Andasibe – Lemuren mit Biss

Anreise

Mitten in der Nacht werde ich munter, da immer noch die Hölle los ist. Nix mit Schlafen, also sehe ich mir einen Film an. Nach einer Weile ist endlich Ruhe und ich kann noch eine Runde mützen. Ich deponiere den großen Rucksack und gehe zum Hotel vom letzten Mal, um ein Zimmer zu reservieren. Es ist noch etwas frei. Jupidu. Nun geht es mit einem Taxi zum Stand der Taxi-Brousse, so werden hier die kleinen Sammelbusse genannt, und ich muss ein Ticket am Schalter kaufen. Das ist nicht so einfach, aber mit Google Translate klappt es und ich habe sogar eine Sitzplatznummer.
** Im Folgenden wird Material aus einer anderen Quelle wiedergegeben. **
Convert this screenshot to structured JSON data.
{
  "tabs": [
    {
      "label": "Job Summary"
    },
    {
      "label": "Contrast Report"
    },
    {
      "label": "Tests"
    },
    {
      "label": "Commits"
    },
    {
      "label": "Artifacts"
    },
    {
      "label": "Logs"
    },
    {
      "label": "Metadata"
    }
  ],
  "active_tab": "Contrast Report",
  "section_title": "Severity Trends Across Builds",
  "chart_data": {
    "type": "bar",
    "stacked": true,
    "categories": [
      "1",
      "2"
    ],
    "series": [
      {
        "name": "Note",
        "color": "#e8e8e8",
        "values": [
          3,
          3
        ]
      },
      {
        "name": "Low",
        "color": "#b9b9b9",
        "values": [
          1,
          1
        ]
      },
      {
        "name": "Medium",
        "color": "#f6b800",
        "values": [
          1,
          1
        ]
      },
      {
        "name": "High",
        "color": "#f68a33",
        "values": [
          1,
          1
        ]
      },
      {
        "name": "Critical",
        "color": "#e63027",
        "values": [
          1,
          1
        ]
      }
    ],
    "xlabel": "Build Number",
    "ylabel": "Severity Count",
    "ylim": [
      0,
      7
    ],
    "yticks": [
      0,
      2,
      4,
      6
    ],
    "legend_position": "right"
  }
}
Wow, wie organisiert im Vergleich zu den Ländern in Ostafrika, wo man einfach einsteigt und bezahlt. Es soll gleich losgehen. Jaja, das kenne ich schon. Zwischen einer halben und zwei Stunden ist da alles möglich. Ich habe Hunger und besorge etwas zu essen. Nach nur einem Sandwich geht es tatsächlich schon los. Und zwar zur Tankstelle. Der Minibus ist voll und jeder hat seinen eigenen Sitzplatz. Davon sind sogar nur drei in einer Reihe. Cool. Ich bin gespannt, ob das so bleibt. Anzahl Vazaha: 1.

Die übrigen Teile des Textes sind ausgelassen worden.